Flucht aus der Ukraine: Die Hautfarbe macht den Unterschied
Frankfurter Rundschau
Studierende aus Afrika werden auf der Flucht aus der Ukraine behindert. Die Afrikanische Union ist alarmiert.
Lwiw - Auch der Krieg macht nicht alle Menschen gleich – wie afrikanische Studierende derzeit in der Ukraine erleben müssen. Auf ihrer Flucht aus dem umkämpften Staat seien sie massiver rassistischer Diskriminierung durch Sicherheitskräfte ausgesetzt, berichten dunkelhäutige Studentinnen und Studenten gegenüber Journalisten und in sozialen Netzwerken.
Auf Twitter sind Szenen vom Bahnhof der westukrainischen Provinzstadt Lwiw zu sehen, auf dem sich vor den Türen zu Eisenbahnwaggons Trauben von Menschen gebildet haben. Während Ukrainer:innen in den Zug einsteigen können, werden Menschen mit dunklerer Haut abgewiesen. Mehrere junge Afrikaner werden sogar aus einem Waggon herauskomplimentiert. Ein nigerianischer Hochschulabgänger namens Simeon erzählt der Deutschen Welle, er sei von der 1000 Kilometer entfernten und heftig umkämpften Industriestadt Charkiw nach Lwiw gekommen: Weil er dort keinen Bus oder Zug habe nehmen können, habe er die 75 Kilometer zur polnischen Grenze zu Fuß zurücklegen müssen. Dort habe ihm ein ukrainischer Grenzbeamter mitgeteilt, dass Ausländer hier nicht abgefertigt würden.

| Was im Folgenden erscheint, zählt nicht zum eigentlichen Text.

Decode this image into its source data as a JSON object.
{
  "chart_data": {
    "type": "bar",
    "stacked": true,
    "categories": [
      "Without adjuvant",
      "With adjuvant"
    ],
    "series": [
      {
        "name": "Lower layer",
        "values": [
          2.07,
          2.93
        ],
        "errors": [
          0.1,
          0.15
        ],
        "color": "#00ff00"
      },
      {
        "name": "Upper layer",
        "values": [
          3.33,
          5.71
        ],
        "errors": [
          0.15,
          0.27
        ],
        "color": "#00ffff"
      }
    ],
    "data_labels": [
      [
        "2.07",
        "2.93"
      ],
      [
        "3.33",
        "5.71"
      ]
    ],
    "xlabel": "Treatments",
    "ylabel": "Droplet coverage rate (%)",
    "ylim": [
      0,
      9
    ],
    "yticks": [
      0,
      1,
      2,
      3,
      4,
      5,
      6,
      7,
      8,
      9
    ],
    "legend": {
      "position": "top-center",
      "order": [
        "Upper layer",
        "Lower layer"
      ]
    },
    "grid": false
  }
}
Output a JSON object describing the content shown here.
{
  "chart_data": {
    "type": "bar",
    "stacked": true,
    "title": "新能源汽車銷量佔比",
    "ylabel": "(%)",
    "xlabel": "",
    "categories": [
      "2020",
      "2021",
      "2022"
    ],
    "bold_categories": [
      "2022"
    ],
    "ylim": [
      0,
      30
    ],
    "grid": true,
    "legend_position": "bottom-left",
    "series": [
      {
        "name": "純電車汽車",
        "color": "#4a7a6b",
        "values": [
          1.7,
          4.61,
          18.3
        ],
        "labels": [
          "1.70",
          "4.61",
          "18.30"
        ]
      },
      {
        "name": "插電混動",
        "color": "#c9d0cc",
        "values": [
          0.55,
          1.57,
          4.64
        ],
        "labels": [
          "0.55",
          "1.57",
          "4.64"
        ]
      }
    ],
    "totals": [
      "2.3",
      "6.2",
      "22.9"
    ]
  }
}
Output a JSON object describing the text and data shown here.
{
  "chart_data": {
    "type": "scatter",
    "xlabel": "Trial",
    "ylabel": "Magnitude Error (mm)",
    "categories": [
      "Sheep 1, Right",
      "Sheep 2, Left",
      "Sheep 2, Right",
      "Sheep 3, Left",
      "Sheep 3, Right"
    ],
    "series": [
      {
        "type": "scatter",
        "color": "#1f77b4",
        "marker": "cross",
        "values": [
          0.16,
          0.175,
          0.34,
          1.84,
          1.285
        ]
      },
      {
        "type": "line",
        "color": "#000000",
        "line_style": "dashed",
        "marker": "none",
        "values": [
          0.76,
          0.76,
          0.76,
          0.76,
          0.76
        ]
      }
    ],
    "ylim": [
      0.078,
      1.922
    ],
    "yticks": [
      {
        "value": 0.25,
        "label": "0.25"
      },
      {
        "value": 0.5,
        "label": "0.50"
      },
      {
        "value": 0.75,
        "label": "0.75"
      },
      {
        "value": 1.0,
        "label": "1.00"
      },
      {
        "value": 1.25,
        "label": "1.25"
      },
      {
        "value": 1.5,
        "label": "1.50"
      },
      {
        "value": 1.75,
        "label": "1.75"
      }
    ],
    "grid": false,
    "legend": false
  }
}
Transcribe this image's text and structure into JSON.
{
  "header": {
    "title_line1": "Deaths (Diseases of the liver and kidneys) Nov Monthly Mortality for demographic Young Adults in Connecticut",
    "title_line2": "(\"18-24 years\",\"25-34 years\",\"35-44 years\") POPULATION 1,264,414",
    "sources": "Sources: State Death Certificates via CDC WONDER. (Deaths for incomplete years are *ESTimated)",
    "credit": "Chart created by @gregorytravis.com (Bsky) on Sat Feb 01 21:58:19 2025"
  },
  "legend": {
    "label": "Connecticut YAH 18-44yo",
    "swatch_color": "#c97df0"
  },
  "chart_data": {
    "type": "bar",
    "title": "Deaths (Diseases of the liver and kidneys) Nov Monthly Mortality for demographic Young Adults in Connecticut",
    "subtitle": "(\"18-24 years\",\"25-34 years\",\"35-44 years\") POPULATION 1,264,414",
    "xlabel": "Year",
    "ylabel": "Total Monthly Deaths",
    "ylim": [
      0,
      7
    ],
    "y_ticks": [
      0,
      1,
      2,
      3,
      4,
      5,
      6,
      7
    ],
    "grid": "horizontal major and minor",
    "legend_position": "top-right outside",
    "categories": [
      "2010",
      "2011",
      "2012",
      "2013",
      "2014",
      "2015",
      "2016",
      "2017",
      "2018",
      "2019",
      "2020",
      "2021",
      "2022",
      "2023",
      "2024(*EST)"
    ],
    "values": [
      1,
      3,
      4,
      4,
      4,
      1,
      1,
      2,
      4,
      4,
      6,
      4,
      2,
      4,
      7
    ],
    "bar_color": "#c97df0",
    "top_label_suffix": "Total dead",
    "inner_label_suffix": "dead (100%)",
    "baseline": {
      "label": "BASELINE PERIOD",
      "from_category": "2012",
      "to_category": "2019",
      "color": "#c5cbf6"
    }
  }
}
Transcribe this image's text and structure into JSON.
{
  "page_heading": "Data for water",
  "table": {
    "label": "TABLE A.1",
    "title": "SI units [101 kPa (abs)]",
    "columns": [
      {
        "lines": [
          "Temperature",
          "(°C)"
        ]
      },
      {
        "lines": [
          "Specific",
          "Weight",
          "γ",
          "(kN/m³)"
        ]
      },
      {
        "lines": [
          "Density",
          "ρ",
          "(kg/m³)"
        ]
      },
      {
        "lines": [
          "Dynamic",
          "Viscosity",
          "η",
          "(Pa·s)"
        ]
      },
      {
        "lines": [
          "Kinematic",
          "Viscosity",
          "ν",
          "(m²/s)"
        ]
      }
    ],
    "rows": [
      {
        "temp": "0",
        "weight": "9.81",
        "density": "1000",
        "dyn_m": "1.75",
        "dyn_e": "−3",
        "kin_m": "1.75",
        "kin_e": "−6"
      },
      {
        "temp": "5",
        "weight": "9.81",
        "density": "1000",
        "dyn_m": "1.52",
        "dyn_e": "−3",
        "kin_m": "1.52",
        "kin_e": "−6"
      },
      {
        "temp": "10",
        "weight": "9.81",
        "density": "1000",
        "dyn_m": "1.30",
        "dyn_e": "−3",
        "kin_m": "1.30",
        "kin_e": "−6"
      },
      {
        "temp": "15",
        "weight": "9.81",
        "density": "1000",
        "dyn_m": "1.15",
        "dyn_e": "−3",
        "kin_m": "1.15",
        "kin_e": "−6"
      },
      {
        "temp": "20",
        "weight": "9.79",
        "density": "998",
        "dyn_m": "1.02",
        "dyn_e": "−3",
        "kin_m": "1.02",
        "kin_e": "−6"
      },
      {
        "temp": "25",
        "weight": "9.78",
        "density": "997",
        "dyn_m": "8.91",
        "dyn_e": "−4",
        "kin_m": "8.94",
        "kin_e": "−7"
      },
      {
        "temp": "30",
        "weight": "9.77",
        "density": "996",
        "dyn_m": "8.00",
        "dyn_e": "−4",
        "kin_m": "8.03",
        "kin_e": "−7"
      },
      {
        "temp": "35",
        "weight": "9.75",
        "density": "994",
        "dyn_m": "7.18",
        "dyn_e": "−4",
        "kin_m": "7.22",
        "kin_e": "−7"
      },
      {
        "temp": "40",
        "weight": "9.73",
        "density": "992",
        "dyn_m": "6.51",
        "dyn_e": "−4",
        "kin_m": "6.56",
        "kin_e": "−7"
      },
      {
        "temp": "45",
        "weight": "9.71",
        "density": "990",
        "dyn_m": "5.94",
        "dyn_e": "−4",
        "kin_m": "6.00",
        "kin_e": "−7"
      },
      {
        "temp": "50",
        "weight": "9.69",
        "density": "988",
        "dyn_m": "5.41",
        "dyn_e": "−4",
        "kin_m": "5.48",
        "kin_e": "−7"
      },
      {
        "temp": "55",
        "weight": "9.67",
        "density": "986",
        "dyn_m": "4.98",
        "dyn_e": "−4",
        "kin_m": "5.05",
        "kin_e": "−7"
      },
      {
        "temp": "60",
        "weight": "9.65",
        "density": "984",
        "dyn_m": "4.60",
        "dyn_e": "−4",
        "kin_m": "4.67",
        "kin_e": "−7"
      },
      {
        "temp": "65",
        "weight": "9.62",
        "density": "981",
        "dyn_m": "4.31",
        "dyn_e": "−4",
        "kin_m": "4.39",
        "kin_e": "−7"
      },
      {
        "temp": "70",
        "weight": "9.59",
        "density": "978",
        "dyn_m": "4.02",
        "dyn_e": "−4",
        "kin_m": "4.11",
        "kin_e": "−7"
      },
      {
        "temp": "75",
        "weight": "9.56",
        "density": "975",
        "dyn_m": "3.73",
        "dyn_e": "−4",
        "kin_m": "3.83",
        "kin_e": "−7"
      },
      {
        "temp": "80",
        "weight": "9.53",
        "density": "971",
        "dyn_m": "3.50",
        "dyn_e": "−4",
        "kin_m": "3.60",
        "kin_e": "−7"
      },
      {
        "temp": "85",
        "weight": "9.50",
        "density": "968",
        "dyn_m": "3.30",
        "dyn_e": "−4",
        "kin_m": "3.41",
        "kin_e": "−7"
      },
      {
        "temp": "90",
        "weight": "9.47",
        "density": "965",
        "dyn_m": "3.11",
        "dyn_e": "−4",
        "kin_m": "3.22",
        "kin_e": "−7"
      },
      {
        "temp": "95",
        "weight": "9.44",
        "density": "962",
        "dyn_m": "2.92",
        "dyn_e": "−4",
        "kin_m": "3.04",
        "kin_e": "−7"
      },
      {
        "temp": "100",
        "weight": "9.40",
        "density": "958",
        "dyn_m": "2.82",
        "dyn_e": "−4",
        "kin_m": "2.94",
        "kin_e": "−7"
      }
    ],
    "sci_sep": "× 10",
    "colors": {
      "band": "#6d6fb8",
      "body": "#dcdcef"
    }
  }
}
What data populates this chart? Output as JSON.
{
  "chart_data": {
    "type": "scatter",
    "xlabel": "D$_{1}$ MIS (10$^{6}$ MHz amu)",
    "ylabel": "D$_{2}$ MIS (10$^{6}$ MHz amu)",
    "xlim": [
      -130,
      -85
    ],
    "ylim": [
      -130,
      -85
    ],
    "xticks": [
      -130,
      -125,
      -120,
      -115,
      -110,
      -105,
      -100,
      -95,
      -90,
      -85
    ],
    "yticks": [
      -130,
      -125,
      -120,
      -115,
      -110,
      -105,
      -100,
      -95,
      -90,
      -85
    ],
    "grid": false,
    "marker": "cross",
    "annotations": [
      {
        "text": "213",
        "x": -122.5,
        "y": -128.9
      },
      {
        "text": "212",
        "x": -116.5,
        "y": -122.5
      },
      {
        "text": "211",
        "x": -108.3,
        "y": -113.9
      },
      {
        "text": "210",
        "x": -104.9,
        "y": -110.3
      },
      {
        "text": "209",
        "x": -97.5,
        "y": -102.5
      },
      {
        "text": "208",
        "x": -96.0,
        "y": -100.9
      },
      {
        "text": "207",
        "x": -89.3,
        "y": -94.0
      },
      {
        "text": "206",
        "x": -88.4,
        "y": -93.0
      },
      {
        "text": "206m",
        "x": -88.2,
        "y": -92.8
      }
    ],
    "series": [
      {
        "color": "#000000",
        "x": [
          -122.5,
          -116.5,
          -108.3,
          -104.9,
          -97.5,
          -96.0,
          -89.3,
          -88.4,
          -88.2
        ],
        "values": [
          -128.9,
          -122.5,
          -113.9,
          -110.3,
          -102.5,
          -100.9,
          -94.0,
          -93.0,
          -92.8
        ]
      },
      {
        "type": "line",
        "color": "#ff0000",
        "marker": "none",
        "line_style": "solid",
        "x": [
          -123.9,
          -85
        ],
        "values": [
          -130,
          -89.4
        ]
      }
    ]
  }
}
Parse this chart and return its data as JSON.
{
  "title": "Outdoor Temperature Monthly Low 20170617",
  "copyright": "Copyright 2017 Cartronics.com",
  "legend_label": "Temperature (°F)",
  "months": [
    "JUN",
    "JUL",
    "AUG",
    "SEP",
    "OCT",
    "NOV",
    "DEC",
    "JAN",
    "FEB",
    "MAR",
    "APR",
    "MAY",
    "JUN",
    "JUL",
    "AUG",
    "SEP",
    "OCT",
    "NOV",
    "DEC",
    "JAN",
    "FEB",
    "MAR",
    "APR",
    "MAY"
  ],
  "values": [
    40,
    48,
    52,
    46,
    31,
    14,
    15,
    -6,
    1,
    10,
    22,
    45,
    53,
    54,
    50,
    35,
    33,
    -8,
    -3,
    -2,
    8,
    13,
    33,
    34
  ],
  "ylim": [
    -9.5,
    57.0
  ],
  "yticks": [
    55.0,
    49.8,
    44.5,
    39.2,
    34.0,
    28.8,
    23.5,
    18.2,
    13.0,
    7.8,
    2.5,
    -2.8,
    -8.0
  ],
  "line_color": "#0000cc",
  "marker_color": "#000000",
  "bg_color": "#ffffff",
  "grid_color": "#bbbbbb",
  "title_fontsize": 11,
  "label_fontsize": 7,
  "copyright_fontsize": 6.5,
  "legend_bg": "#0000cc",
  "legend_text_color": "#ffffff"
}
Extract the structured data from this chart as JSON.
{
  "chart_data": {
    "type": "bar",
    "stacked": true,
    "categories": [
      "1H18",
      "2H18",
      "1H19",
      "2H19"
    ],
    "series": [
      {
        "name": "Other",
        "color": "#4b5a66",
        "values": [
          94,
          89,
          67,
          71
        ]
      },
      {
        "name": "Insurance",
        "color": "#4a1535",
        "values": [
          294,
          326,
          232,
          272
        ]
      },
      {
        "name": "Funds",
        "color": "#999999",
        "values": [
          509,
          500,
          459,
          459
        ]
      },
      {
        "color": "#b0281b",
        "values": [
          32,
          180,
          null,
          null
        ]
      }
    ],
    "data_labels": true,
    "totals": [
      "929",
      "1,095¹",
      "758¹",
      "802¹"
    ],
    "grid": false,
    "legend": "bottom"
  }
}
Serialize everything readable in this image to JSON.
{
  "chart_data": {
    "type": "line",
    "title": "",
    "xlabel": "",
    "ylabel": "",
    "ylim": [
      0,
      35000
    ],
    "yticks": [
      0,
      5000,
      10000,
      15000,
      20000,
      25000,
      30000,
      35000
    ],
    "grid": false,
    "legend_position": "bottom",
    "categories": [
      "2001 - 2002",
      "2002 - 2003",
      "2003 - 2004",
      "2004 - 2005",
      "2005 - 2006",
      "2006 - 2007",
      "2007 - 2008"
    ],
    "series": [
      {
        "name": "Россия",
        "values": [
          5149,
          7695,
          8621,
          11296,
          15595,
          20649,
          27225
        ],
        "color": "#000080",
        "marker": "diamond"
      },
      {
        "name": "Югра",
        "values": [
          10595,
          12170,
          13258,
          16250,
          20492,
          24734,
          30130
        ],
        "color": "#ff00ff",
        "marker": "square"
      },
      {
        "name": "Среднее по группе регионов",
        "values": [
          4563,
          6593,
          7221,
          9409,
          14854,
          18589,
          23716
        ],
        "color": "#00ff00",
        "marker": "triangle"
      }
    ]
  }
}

Die nigerianische Medizinstudentin Ruqqaya erzählte im Sender BBC von ihrem elfstündigen Fußmarsch zum Grenzübergang von Medyka. Dort hätten zahlreiche afrikanische Studierende bei Temperaturen um den Gefrierpunkt im Freien schlafen müssen. Während „Busladungen voller Weißer“ abgefertigt worden seien, habe sie bis in die frühen Morgenstunden gewartet. Anderen Berichten zufolge setzten ukrainische Grenzbeamte sogar Schlagstöcke ein, um afrikanische Flüchtlinge zurückzutreiben. „Sie waren äußerst brutal“, sagte ein indischer Medizinstudent dem US-Sender CNN: „Ich sah völlig unterkühlte Menschen bewusstlos zusammenbrechen.“
Von den Berichten zeigt sich auch die Afrikanische Union (AU) alarmiert. „Sollten Afrikaner tatsächlich anders behandelt werden, ist das auf schockierende Weise rassistisch und ein Bruch des internationalen Rechts“, heißt es in einer Stellungnahme des Staatenbunds. Ein Sprecher der ukrainischen Grenzbehörde bestritt gegenüber CNN die rassistische Natur der Vorfälle. Die Beamten stünden angesichts der Flüchtlingsströme unter „riesigem Stress“, so Andriy Demchenko: „Mit Rassismus hat das nichts zu tun.“
Bis zur russischen Invasion studierten 75.000 Ausländer in der Ukraine – fast ein Viertel von ihnen stammen aus Afrika, vor allem aus Marokko (rund 8000), Nigeria (4000) und Ägypten (3500). Einen guten Ruf genoss das osteuropäische Land vor allem unter Studierenden der Medizin und des Ingenieurswesens; außerdem waren die Kosten moderat. Vereinzelt kam es auch zu Klagen über das Verhalten polnischer und ungarischer Grenzbeamter gegenüber afrikanischen Flüchtlingen. Beide Staaten werden von Regierungen geführt, die eine ausländerfeindliche Politik betreiben.